Why Care Coordination is Key to Improving Chronic Illness

Care Coordination

In previous blogs, we have discussed programs whose goals are to improve patient outcomes through quality care while increasing provider efficiency. An additional program provided by CMS to help in these efforts is the Chronic Care Management (CCM) program. CMS has made CCM available to Medicaid ACOs as they seek to create savings for both patient and provider while simultaneously coordinating care for the large chronically ill population.

Care Coordination For Chronic Illness

The chronically ill population accounts for 84% of all healthcare spending. An estimated 117 million adults having one or more chronic health conditions, and in 2014 seven of the top ten causes of death were from chronic diseases. With such a large population of chronically ill, the need for improved care is one we can all recognize. CMS has provided CCM as an incentive in these efforts to provide patients with dedicated teams managing their health, comprehensive plans of treatment, and ongoing support in between visits. Provider benefits include care coordination improvement, patient compliance and connection, and growth of their practice or ACO.

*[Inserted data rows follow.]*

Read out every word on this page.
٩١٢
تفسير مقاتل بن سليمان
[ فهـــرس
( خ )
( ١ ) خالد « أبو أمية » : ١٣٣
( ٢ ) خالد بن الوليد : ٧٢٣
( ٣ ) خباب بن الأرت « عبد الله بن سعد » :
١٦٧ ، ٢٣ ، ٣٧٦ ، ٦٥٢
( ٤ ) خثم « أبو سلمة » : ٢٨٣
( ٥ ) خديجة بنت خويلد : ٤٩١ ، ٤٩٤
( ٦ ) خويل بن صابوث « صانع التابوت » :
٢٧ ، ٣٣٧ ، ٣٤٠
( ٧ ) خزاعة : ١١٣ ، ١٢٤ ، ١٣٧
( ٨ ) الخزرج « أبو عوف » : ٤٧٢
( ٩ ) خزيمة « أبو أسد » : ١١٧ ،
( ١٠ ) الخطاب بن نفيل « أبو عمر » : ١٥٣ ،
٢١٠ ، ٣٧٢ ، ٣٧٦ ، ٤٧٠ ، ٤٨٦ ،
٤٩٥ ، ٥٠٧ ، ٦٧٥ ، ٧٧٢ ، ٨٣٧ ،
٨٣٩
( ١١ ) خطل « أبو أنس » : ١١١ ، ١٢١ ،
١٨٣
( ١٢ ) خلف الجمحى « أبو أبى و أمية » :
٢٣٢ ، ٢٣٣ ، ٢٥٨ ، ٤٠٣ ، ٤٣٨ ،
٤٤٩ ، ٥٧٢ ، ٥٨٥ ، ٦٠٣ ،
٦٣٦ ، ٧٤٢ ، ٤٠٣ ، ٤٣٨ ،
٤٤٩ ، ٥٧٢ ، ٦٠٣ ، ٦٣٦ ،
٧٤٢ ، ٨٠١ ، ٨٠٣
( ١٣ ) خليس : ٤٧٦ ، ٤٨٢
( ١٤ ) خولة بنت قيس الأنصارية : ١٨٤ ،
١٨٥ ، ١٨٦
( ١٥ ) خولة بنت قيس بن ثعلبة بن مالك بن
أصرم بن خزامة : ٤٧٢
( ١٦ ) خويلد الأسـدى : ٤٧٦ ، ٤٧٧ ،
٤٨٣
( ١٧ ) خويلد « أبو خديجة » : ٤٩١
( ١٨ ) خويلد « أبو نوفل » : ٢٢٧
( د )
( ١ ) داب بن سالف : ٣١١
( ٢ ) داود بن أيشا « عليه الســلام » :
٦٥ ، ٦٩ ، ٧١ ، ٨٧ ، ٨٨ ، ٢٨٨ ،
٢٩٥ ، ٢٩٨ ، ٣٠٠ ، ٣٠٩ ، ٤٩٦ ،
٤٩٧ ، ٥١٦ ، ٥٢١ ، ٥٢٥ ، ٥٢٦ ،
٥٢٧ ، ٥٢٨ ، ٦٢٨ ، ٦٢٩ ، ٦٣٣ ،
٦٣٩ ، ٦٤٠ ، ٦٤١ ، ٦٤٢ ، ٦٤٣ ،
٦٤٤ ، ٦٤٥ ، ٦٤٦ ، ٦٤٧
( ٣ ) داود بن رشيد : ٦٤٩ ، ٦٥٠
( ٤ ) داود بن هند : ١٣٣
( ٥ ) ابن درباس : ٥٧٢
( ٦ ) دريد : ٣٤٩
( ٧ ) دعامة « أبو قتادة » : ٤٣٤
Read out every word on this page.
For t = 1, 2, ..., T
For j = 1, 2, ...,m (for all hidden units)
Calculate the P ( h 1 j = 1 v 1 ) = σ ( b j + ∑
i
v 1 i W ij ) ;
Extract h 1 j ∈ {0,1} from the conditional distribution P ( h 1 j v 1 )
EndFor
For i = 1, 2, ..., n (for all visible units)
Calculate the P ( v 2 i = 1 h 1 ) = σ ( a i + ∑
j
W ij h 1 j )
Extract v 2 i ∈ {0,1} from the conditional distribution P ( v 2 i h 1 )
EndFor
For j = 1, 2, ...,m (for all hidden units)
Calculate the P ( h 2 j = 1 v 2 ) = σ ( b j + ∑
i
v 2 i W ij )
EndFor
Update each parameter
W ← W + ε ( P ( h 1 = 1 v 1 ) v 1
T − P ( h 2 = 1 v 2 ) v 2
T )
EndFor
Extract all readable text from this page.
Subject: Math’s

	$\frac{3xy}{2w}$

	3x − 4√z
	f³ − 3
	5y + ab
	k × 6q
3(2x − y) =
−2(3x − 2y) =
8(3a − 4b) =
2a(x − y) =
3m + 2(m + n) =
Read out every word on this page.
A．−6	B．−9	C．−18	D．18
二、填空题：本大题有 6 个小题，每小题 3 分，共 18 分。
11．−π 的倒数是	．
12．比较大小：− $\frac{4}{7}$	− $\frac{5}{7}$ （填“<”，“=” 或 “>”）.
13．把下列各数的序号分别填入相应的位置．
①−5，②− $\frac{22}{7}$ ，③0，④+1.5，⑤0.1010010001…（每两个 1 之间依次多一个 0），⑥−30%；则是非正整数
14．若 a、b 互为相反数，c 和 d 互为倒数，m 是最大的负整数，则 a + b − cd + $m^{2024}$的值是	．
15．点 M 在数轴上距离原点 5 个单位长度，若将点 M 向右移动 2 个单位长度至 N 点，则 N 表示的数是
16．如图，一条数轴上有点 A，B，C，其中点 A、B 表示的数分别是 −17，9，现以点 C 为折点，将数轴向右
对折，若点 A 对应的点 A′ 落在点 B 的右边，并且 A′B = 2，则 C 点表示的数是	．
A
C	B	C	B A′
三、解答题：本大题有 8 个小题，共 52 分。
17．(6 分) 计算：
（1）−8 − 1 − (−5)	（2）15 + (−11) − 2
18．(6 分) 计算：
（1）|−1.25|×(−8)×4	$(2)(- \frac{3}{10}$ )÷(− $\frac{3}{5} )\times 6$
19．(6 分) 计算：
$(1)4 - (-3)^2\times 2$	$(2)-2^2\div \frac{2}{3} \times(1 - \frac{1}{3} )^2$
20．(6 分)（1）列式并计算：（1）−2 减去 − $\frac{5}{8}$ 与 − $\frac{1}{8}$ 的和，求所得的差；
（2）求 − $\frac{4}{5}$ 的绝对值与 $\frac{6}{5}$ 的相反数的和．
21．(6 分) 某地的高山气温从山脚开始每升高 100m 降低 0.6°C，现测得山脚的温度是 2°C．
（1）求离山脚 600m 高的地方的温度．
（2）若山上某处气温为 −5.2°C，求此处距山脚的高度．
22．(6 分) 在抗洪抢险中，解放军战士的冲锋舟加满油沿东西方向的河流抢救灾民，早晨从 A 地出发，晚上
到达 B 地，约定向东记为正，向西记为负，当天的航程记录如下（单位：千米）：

At the heart of these efforts is creating and promoting wellness for Medicaid recipients by looking at the continuum of care beyond only those provided by individual providers or ACOs. Chronic Care Management (CCM) is a patient centered program targeting those who suffer from two or more chronic illnesses that require a coordination of care from different providers. Coordinating care takes time and costs money, and the CCM program provided by CMS offers providers the opportunity to be reimbursed for costs associated with coordinated care. Medicaid providers can benefit from CCM, whose objectives harmonize with those of community care coordination programs.

Improving Chronic Care Management

In California, one ACO uses care coordinators to help patients manage their chronic diseases by learning about their care goals, managing their appointments, assisting with transportation, ensuring they have medications and proper instructions for their use, and help them discover additional community resources that can help them. This requires time, communication, and interaction.

The coordinator of these efforts in Ridgecrest, California, Celia M. Mills, said sometimes patients are deemed non-compliant with the guidelines when in reality they are simply unable to find transportation to their appointments. By adopting CCM, they have seen these difficulties alleviated in their chronically ill population.

For ACOs who wish to offer CCM to their patients, they must obtain permission from the patient and provide a thorough explanation of their CCM services. ACOs can offer CCM to members of the eligible population, as defined by patients with multiple (two or more) chronic conditions that are expected to last either 12 months or until the patient’s death. Chronic conditions can include Alzheimer’s, arthritis, asthma, cancer, Chronic Kidney Disease (CKD), depression, diabetes, and hypertension, amongst many others. Medicare-Medicaid dual-eligible patients also have access to CCM; it is estimated approximately 11.4 million are dually eligible. Each state has varying requirements for dual-eligible patients, so be sure to check their guidelines.

Billing practitioners eligible for reimbursement include physicians, certified nurse midwifes, clinical nurse specialists, nurse practitioner, physician assistants, and other specialists. CMS has established guidelines determining what can be billed and how, and one of the primary factors preventing more providers from using CCM is the paperwork and reporting requirements. Recognizing this, CMS has simplified and reduced billing and documentation rules, especially around patient consent and use of electronic technology.

The Connected Care Campaign

Their efforts to improve the program aren’t limited to only providers. Through the Connected Care campaign, the CMS Office of Minority Health and the Federal Office of Rural Health Policy at the Health Resources & Services Administration is raising awareness of the benefits of CCM for patients with multiple chronic conditions and providing healthcare professionals with resources to implement CCM.

As patients learn about the benefits of CCM, they will develop a comprehensive care plan that includes a list of problems and assessments, expected outcomes and prognosis, measurable treatment goals, symptom and medication management, planned interventions and identification of individuals responsible for each intervention, available community and social services, and agency specialists who will coordinate the efforts of the various providers.

Patients seeking information on CCM are told they will receive personalized assistance from a dedicated healthcare professional who will work with them to create a care plan that coordinates services among different organizations and enables timely access to expert assistance in meeting their healthcare goals. These benefits should be worth the effort of most Medicaid ACOs to provide, despite the time required for compliance. Through improving the care for the chronically ill, providers will likewise experience an increase in patient satisfaction. These are certainly goals worthy of our efforts.